Saturday, September 6, 2014

Book Review: Ghostscape

Title: Ghostscape
Author: Joe Layburn
Genre: historical fiction, children's fiction
My Rating: **
Official Rating: children's fiction
Age Group: 8+

Summary: Aisha is having a hard time adjusting to life in England after fleeing Somalia. The girls at her new school are mean to her, her mother doesn't understand her, and she can't seem to get beyond watching her father die. It's no surprise that she starts seeing things.
Only, is she actually seeing things? Aisha meets a boy, Richard, and realizes the two of them have somehow managed to time travel. As she gets to know him better, Aisha learns how to deal with the bullies at her school. She hopes to save Richard's life but has a hard time finding out what happened to him during the Blitz. The she discovers a story in an old newspaper that details a horrible tragedy.

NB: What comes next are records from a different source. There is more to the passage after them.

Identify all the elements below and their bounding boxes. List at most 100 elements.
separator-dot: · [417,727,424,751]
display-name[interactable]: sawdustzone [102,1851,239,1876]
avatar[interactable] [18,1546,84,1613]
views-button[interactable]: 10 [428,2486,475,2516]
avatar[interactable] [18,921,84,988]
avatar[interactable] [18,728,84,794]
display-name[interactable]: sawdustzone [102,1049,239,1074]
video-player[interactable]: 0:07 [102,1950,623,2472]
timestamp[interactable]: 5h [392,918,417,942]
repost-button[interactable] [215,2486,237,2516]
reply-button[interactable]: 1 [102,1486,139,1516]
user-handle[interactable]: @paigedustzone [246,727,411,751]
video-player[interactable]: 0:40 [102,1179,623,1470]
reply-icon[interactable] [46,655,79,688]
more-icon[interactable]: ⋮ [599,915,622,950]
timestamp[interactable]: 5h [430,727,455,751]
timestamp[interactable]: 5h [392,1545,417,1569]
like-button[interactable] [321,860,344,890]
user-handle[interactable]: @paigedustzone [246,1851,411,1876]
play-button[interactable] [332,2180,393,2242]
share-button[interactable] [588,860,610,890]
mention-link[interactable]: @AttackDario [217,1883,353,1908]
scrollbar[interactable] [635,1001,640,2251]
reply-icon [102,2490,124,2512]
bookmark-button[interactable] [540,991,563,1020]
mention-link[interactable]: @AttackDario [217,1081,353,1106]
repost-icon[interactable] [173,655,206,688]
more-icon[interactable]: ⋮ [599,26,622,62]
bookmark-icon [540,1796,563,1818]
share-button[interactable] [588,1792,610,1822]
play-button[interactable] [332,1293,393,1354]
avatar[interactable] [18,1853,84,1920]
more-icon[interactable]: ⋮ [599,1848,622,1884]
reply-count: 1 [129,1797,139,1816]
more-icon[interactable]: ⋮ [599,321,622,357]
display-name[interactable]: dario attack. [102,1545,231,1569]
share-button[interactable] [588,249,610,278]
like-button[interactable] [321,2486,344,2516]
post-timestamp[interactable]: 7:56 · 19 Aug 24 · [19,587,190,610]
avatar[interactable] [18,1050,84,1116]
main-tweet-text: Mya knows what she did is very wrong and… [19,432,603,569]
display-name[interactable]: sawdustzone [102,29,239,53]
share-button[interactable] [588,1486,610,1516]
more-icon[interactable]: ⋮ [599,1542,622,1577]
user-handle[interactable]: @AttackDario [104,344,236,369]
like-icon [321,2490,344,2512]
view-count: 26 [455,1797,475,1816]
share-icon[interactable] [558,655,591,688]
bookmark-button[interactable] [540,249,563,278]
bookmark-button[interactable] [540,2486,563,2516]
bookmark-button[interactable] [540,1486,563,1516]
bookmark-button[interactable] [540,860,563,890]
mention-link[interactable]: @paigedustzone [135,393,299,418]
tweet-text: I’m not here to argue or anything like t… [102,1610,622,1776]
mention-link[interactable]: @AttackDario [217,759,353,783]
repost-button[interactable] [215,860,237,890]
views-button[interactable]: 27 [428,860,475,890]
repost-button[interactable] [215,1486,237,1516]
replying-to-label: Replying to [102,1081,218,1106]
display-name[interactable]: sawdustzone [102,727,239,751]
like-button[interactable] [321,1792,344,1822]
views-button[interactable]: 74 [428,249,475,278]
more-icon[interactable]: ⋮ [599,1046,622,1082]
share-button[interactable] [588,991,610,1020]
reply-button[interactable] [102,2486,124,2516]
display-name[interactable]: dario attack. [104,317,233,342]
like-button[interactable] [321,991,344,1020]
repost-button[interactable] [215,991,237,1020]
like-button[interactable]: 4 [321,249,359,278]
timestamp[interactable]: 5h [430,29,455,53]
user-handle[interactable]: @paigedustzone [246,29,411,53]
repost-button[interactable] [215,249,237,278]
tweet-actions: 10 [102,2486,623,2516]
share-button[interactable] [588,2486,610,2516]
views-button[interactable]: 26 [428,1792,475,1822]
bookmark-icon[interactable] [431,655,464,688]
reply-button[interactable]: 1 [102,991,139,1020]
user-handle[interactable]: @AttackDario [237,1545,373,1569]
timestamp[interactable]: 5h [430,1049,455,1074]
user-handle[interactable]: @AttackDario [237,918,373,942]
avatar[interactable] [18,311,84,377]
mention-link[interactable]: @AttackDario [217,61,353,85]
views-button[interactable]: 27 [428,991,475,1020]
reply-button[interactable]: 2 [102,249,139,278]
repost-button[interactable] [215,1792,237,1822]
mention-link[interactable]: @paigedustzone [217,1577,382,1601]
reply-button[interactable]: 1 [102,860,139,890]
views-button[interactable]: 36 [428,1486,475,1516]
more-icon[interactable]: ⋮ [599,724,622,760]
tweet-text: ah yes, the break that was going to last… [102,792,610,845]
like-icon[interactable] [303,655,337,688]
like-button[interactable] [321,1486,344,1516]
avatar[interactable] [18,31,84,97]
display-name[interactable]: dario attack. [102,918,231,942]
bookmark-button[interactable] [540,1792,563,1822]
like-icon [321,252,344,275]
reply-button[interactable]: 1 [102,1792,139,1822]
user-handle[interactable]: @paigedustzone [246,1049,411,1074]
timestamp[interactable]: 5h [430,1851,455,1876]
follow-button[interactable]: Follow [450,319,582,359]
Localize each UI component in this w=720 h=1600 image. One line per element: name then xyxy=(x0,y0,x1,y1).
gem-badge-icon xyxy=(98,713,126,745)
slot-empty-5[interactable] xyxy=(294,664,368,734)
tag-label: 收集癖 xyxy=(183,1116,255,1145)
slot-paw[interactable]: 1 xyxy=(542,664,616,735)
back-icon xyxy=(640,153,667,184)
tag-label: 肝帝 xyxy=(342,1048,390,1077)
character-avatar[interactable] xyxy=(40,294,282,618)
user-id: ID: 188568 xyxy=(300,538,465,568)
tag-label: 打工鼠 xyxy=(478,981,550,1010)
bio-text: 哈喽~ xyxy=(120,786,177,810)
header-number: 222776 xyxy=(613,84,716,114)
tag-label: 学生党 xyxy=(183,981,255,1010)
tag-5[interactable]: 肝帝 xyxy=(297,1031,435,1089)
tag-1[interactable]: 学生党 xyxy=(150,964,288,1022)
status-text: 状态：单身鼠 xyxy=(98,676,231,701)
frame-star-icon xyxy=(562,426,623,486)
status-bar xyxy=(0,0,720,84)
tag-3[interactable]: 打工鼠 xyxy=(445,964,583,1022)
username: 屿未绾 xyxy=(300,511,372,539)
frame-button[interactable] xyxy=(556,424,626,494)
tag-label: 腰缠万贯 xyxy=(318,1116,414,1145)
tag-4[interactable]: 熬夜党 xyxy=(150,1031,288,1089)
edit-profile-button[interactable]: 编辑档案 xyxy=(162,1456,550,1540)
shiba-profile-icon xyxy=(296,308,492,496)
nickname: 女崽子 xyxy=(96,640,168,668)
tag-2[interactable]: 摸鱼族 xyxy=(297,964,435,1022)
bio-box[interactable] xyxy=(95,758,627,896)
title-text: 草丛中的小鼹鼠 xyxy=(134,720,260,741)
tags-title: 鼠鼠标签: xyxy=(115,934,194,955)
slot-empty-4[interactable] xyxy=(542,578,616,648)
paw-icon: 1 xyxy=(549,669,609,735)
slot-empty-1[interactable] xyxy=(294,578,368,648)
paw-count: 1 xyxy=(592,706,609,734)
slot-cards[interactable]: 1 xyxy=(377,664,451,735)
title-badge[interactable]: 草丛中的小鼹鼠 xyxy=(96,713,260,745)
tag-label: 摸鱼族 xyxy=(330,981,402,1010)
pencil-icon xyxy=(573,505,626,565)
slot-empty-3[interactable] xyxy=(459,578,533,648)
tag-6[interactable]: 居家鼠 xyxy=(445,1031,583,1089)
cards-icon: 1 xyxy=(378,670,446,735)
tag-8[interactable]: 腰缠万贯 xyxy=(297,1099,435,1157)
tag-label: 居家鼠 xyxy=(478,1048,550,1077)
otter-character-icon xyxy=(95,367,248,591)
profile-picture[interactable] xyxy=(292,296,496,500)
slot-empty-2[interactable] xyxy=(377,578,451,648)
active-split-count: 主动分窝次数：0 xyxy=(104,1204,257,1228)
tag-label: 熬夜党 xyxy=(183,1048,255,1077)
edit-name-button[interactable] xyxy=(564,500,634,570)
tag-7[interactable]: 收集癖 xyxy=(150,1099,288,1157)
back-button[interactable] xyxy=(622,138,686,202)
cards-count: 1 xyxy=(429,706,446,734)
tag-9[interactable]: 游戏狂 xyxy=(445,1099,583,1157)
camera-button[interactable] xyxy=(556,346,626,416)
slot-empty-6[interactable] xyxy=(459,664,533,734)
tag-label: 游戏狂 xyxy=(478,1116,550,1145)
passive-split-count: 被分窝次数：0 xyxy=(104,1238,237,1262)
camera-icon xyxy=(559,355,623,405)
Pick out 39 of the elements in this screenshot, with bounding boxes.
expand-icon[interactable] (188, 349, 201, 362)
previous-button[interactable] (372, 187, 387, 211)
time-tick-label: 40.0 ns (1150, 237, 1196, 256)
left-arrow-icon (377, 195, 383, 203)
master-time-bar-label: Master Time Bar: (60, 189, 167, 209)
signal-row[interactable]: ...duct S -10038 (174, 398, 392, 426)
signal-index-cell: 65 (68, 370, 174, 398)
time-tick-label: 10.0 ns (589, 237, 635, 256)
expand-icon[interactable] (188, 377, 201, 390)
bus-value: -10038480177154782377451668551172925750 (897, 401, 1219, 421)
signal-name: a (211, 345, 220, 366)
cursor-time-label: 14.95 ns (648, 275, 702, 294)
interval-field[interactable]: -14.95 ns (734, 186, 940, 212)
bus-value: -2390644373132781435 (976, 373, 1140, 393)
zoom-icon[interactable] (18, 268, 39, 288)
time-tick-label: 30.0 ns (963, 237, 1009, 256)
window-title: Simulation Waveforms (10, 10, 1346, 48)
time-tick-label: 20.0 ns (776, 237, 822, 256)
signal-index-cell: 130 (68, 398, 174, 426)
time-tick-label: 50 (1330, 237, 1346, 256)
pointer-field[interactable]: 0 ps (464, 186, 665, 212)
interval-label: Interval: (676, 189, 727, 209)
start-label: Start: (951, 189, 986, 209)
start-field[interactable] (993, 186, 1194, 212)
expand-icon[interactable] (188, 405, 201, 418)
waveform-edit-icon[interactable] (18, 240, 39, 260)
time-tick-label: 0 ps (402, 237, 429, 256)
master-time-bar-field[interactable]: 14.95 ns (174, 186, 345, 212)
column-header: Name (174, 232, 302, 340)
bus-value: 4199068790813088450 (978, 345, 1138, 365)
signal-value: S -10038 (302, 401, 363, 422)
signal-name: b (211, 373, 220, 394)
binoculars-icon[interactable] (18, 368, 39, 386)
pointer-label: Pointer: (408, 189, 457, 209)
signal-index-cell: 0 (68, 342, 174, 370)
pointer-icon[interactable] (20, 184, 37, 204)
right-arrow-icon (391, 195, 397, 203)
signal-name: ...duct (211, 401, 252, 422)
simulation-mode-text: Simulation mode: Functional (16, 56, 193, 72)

Can she save Richard before it's too late?

Word of Warning
  • Aisha and a girl named Chevon fight more than once, with Chevon saying mean things to Aisha and gets her in trouble for saying things she never did. They get into a cat fight.
  • Aisha faints. She is also clipped by a side mirror and knocked unconscious.
  • There is mention of Aisha's father being shot by a young man wearing a baseball cap backward. She remembers how her father was just one of many casualties.
  • In Richard's time, Germany is bombing England. Aisha discovers that hundreds of people die when a bomb is dropped on a school but other than calling it a tragedy and mentioning that the search for survivors was abandoned and no one knew how many people died, there were no details.
  • People grumble about others (like a snoring old man or someone singing quietly to calm his nerves).
  • Richard uses the word h*** as an exclamation. Many people in England (mostly Richard's time) use the word "bloody" which can be considered swearing.
  • Aisha's mother is very harsh with her. Frustrated, Aisha finally loses it and yells at her mother that she has met a boy and she likes him a lot and he's not Muslim. Just to bother her mom (it's not true).
  • Richard is invisible to people in Aisha's time. They play tricks on Chevon, throwing things at her (never hitting her) and causing her to think Aisha is a witch.
  • The solution to Aisha's problem with Chevon is the scene where Richard throws things at her and leaves Chevon to believe Aisha is a witch. This isn't exactly the ideal solution to a problem.
My Thoughts
It was a good simple book. I grabbed off a pile of books my sister is going to sell and read it in about an hour. There weren't too many problems with it and it gave a brief glance into the lives of those living in the past, and also those displaced by war today.
In all honesty, my biggest problem with the book was the time line. There is a bit of a mix-up with Aisha changing something in the past, but the change already existing before she does the change. I can't give more details because that would spoil the book, but suffice it to say that for some strange reason it irritated me very much.
Overall: a decent book. I wouldn't buy it and wouldn't read it again, but I don't feel like I wasted an hour of my life either.